1554-1562 yılları arası Avusturya Sefiri olarak ülkemizde görev yapan Ogier Ghiselin de Busbecq de ramazanı şöyle anlatır: Bu ay bizdeki perhiz günlerine benzer. Özellikle haram olan şeylere çok dikkat edilir, çok susamalarına rağmen ağızlarını su ile bile çalkalamazlar. Kışın güneş erken battığından bu aylarda oruç tutmak daha rahattır. Hasta olanlar oruçlarını bozabilir, daha sonra kaçırdıkları gün sayısı kadar tutarlar.
1655'te ülkemize gelen Jean Thevenot oruç için şunları söyler: Türklerin riayet etmek zorunda oldukları ikinci şart oruçtur, bununla nefslerine hâkim olmayı öğrenirler. Ramazan ayı, hilalin görülmesiyle başlar, bunun için vazifelendirilmiş bazı kimseler yüksek yerlere çıkıp ayı gözler.
Alman Erwin Rüsehkamp, 1906'da "Germania" dergisinde yayınlanan "Türklerde Ramazan Günleri ve Dini Bayramlar" başlıklı makalesinde şunları yazar: Ramazan sadece Müslümanları değil, İstanbul'da yaşayan tüm ecnebileri de cezbeder. Kadir gecesinde neredeyse tüm İstanbul ayaktadır. Camiler hıncahınç doludur ve tüm Müslümanlar sabaha kadar ibadet ederler. Ama beni en çok etkileyen şey bayramlarda yapılan yardımlardır. Bu üç gün boyunca fakirler özel bir şefkatle hatırlanır ve her Müslüman zekât adı altında yardımlar yaparak dini görevlerini yerine getirirler. nbsp;
OSMANLI'DA İLTİMAS GEÇMEZ...
nbsp;1552'de Osmanlı'ya esir düşen İspanyol Pedro, Kaptan-ı Derya Sinan Paşa'nın yanında kölelikten hekimliğe kadar yükselir. 3 yıl boyunca İmparatorluk başkentinde zorunlu ikamet eden Pedro, Osmanlı adaleti hakkında şunları yazar: "Türk mahkemelerinde, bizde olduğu gibi iltimas mektupları geçmez. Adaletlerinin en iyi tarafı, davaların kısa sürmesidir, İspanya'da olduğu gibi nasıl olsa dava bitmeyecek diye haklı taraf, haksız tarafla uyuşma yoluna gitmez. Hukukçular, bizdeki gibidir ancak davaları safsataya boğmazlar. Uzun dâvalar yoktur, bir dâva 30 gün uzadı mı, çok uzun sürmüş sayılır."

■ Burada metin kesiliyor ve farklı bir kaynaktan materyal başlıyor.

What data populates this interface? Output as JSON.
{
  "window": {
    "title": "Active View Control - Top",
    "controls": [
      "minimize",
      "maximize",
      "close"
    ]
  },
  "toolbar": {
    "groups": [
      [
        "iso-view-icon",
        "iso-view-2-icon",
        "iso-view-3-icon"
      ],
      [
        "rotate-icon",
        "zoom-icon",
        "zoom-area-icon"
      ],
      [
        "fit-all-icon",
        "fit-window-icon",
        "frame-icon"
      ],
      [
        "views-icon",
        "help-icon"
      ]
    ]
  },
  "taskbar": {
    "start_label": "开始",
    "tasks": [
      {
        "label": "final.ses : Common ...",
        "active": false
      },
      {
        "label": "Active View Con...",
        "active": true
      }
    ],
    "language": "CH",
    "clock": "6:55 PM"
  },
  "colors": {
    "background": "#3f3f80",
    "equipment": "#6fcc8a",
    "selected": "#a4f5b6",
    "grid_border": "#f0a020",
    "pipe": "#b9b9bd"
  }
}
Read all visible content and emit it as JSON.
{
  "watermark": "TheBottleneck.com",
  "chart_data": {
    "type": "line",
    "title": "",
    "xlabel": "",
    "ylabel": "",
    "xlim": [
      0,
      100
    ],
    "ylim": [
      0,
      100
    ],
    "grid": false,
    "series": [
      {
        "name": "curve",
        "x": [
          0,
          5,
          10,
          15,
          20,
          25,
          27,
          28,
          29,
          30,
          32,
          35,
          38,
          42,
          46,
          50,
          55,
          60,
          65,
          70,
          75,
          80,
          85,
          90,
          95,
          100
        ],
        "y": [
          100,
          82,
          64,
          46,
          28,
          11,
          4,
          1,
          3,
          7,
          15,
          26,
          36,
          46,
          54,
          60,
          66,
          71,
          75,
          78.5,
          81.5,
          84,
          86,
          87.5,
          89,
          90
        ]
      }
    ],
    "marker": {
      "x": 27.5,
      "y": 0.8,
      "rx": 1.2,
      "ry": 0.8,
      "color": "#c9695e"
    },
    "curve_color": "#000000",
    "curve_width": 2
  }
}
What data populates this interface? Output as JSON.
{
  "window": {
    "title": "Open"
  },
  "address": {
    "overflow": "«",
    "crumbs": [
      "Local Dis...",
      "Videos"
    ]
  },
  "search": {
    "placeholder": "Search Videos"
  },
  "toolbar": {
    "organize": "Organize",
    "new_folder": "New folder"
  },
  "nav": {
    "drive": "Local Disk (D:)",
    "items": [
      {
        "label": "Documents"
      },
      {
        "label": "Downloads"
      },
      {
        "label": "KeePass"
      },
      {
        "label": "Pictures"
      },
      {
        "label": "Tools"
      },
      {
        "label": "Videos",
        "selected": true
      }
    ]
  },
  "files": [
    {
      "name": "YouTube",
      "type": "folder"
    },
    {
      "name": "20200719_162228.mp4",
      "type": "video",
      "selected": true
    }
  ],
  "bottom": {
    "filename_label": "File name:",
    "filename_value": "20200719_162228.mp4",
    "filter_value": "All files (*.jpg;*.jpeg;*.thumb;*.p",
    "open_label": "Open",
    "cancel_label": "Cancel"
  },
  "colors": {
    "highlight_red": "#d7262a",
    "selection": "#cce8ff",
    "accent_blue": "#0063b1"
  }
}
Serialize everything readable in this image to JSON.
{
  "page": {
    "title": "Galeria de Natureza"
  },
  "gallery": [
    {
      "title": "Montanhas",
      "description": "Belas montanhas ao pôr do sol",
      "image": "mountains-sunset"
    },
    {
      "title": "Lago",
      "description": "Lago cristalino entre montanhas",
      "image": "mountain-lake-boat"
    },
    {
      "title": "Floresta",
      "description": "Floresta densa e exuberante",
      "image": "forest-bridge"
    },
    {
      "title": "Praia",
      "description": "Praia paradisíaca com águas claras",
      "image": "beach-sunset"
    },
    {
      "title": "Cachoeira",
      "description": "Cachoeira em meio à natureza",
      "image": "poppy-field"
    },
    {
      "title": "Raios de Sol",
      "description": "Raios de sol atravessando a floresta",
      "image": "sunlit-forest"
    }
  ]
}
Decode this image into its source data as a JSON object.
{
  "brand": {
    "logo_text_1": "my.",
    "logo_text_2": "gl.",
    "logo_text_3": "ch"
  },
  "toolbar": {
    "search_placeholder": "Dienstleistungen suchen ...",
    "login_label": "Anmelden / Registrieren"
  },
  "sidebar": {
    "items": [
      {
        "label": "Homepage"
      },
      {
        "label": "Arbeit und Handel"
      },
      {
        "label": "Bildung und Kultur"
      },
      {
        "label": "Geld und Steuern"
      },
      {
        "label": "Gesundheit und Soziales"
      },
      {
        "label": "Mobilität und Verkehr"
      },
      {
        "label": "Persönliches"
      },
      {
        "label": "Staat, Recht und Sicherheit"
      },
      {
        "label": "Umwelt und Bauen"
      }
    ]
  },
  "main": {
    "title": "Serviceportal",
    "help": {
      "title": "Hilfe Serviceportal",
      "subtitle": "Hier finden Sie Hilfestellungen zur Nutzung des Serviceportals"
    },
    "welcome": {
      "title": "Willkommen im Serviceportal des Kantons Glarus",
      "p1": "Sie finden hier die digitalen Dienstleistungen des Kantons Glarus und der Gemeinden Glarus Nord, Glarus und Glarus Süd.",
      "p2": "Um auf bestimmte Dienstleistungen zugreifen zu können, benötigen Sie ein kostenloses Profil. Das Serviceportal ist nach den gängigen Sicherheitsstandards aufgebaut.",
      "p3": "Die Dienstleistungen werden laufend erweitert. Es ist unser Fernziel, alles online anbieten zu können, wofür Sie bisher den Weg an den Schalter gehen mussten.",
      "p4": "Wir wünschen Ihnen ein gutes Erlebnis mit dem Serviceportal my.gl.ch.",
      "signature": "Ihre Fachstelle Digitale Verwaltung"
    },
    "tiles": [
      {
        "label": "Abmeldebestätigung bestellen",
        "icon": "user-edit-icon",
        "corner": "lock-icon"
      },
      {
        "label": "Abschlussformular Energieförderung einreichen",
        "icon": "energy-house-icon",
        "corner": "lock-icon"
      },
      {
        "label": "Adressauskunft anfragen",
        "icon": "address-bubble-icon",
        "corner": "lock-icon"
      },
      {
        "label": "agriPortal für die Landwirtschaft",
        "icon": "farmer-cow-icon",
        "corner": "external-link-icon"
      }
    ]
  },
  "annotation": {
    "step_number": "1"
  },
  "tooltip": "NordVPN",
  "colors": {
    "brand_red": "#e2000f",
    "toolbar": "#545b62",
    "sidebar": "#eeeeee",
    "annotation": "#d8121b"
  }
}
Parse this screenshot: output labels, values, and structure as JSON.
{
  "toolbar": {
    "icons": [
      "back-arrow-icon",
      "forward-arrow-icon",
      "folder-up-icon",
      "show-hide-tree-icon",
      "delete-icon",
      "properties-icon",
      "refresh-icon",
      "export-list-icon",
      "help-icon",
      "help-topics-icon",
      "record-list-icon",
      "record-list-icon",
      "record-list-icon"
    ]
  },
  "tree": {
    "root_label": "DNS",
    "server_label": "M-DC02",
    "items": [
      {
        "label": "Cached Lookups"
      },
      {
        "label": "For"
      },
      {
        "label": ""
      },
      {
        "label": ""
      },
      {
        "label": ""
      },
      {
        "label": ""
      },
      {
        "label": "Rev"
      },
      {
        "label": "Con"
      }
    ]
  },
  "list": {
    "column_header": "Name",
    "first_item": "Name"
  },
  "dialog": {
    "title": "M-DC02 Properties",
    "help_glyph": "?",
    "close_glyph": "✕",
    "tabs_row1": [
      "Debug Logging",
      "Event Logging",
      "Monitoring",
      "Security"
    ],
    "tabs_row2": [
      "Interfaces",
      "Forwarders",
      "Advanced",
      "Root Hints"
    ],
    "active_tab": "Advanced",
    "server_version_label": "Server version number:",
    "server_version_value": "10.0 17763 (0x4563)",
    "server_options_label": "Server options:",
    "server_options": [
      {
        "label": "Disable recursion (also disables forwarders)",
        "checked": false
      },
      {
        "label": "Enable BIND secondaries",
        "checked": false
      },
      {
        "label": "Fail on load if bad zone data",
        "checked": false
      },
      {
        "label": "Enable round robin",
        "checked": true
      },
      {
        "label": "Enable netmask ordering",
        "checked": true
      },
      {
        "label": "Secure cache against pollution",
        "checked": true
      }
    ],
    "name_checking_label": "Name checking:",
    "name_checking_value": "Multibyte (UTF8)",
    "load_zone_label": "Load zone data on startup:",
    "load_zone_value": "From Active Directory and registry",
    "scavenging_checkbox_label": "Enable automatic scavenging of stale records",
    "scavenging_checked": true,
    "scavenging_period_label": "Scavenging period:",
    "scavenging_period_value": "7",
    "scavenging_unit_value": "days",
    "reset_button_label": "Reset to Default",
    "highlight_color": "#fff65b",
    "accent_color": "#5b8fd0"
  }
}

UYARI: Küfür, hakaret, bir grup, ırk ya da kişiyi aşağılayan imalar içeren, inançlara saldıran yorumlar onaylanmamaktır. Türkçe imla kurallarına dikkat edilmeyen, büyük harflerle yazılan metinler dikkate alınmamaktadır.
Sonraki Haber Yükleniyor...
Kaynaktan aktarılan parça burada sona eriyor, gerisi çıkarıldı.